I'm 100% with Sneakers on the roster. It's not ideal and there are super legitimate complaints/concerns expressed but stamping of the feet and liberally calling it terrible and the worst shit since Nagasaki etc. is patented internet outrage. The other thread is particularly embarrassing in this regard and kind of everything I hate about discussing games on the Internet.
It's part:
- Exorbitant expectations (character from comics, which's popularity have had little-to-no-influence on games since the 90s is "obvious"/given!) - This point is compounded if you've been part of hype cycles before, in which yeah you should kind of know what you're getting into.
- Willful ignorance of the necessity of mainstream sales to, y'know actually fund a title like this instead of the fantasies of SquirrelGRRLFan80.
- The absolutely baffling - yet persisting - sentiment that series are allotted, or worse, deserve a number of reps which for MvC:I and MvC3 was never mentioned in their criteria for selecting characters (remember MvC3? When people were guessing each SF series would get it's own rep?)
- Willful ignorance that gameplay needs (i.e. say for heavies like Nemesis) may sometimes come before throwing a bone to your favourite dead franchise. And this is touchy because playstyles are mostly unique so it's at the dev's discretion.
- And a little bit of trying to put method to the madness that is Capcom, which I can totally understand, we all want order when trying to predict a roster, but this comes at the cost of building an unstable tower of assumptions about the roster as time goes on. Look how quick people were to develop assumptions about the comic book cross-promotion.
- Lastly, pure disappointment that your favourite character(s) did not get in. This I also understand, and it's a make/break thing for a lot of people.
And this is after taking stock of legitimate concerns about roster size and conventions for picks, AND my personal belief that MvC has always been a gateway into the comics because it's what got me to care about comic book characters in the first place all those years ago. I'm also totally with the idea of just throwing all mainstays out the window and increasing the number of quirky/obscure as much as possible. But I know I'm in the minority. I'm also not mortally offended that the majority of Marvel fans today are not like me, and can deal with that because I'm a fan of these characters too. Yet, we make these assumptions or rules or guidelines for expectations that have been knowingly crossed or never followed in the first place and use those as realistic, not ideal, expectations? Why? I don't get it.

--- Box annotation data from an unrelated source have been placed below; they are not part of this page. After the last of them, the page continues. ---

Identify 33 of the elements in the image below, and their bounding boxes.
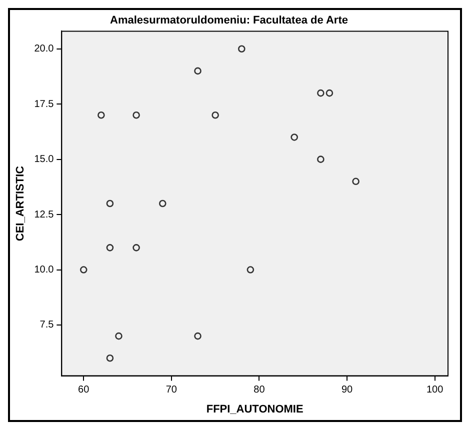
chart-title: Amalesurmatoruldomeniu: Facultatea de Arte <box>110 14 348 27</box>
point <box>106 200 114 208</box>
point <box>290 134 298 141</box>
point <box>212 111 219 119</box>
point <box>326 89 334 97</box>
point <box>317 89 324 97</box>
point <box>80 266 88 274</box>
point <box>132 244 140 252</box>
x-tick-label: 90 <box>341 384 354 396</box>
point <box>352 178 360 186</box>
x-axis-title: FFPI_AUTONOMIE <box>206 403 304 416</box>
y-tick-label: 7.5 <box>40 320 54 331</box>
y-tick-label: 12.5 <box>34 209 54 220</box>
y-axis-title: CEI_ARTISTIC <box>14 166 27 242</box>
x-tick-label: 60 <box>78 384 90 396</box>
y-tick-label: 15.0 <box>34 154 54 166</box>
x-tick-label: 100 <box>426 384 444 396</box>
point <box>98 111 105 119</box>
point <box>317 156 324 163</box>
point <box>194 67 202 75</box>
y-tick-label: 17.5 <box>34 98 54 110</box>
point <box>246 266 254 274</box>
x-tick-label: 70 <box>166 384 178 396</box>
point <box>238 45 246 53</box>
y-tick-label: 10.0 <box>34 264 54 276</box>
point <box>132 111 140 119</box>
y-tick-label: 20.0 <box>34 44 54 55</box>
point <box>106 244 114 252</box>
x-tick-label: 80 <box>254 384 266 396</box>
point <box>115 332 122 340</box>
point <box>158 200 166 208</box>
point <box>106 354 114 362</box>
point <box>194 332 202 340</box>
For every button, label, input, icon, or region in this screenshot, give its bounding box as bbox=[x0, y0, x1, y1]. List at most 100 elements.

tl;dr: Hyperbole sucks. The roster is not the greatest, but it's definitely fine, and definitely not bad. People would be begging for Ultron and X if they were replaced by others anyways.
On a related note, and not to make it a contest, but IMO the lack of female and PoC reps is a way bigger social/industry and commercial/sales issue than 28 or 38 characters, or any character individually not getting in. Especially if that gets some momentum behind it.